I didn't expect to be hit by it the way I was; when I saw it on the BBC website banner, I just stared, unable to absorb it. Benazir Bhutto. Assassinated. I immediately turned on BBC News 24 and stared at it for 2.5 hours before I realised we weren't actually going to hear Pervez Musharraf's speech in full, nor was there going to be anything new for a while.

Mind-numbing, someone called it. Yes. But so much more. Shock, grief, horror, anger. Fear. And a sense of something being ripped away. An awareness that whether this was a master stroke designed to destabilise Pakistan and drop it into the hands of Taliban clones or whether this was a horrible miscalculation by one of her opponents, possibly even Musharraf- today, evil won a battle in the long war. And I'm feeling so much more I can't even begin to verbalise now.

But what I can verbalise is this: I don't want to read any more crap like the stuff on the BBC "Have your say", where the most recommended comment is the offensive "That's the way politics works with The Religion of Peace," and another is "Pakistan - what a wonderful place it must be." HOW DARE YOU. YOU KNOW NOTHING ABOUT THE PEOPLE AND THE COUNTRY, YOU XENOPHOBIC JERK. SHOW SOME RESPECT.
The people I want nearest me, the people I want to talk to about what I'm thinking and feeling are the ones who know Pakistan and love it, who can understand what I can say, but more importantly, what I can't.
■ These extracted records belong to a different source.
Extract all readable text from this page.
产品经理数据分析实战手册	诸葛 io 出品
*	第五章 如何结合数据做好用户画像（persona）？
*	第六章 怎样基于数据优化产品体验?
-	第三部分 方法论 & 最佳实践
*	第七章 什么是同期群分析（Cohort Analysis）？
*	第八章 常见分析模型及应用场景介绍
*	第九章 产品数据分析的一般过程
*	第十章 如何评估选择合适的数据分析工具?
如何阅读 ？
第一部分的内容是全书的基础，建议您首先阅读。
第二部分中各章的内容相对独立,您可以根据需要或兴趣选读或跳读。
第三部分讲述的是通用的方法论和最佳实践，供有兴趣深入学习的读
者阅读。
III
That's one friend flying to Lahore as I type, and another who had the nerve to tell me I was more Pakistani than I wanted to admit to.

Oh God. This can't be true.

We all thought she was indestructible, that she'd always be there. Her narrow escape in October, when 140 of her supporters were killed and 400 wounded, reinforced that belief. We couldn't imagine Pakistan without her.

Now, we have to.

Rest in peace, Baji.

1 comment:

Anonymous said...

As one who is fairly ignorant of Pakistan and its political history, I'd like to thank you for putting this horrible event into a far clearer perspective. I did not know what to think about such matters, hearing conflicting information and opinions on either side - but as I have come to expect and trust in your commentaries, Thank You for what you just wrote.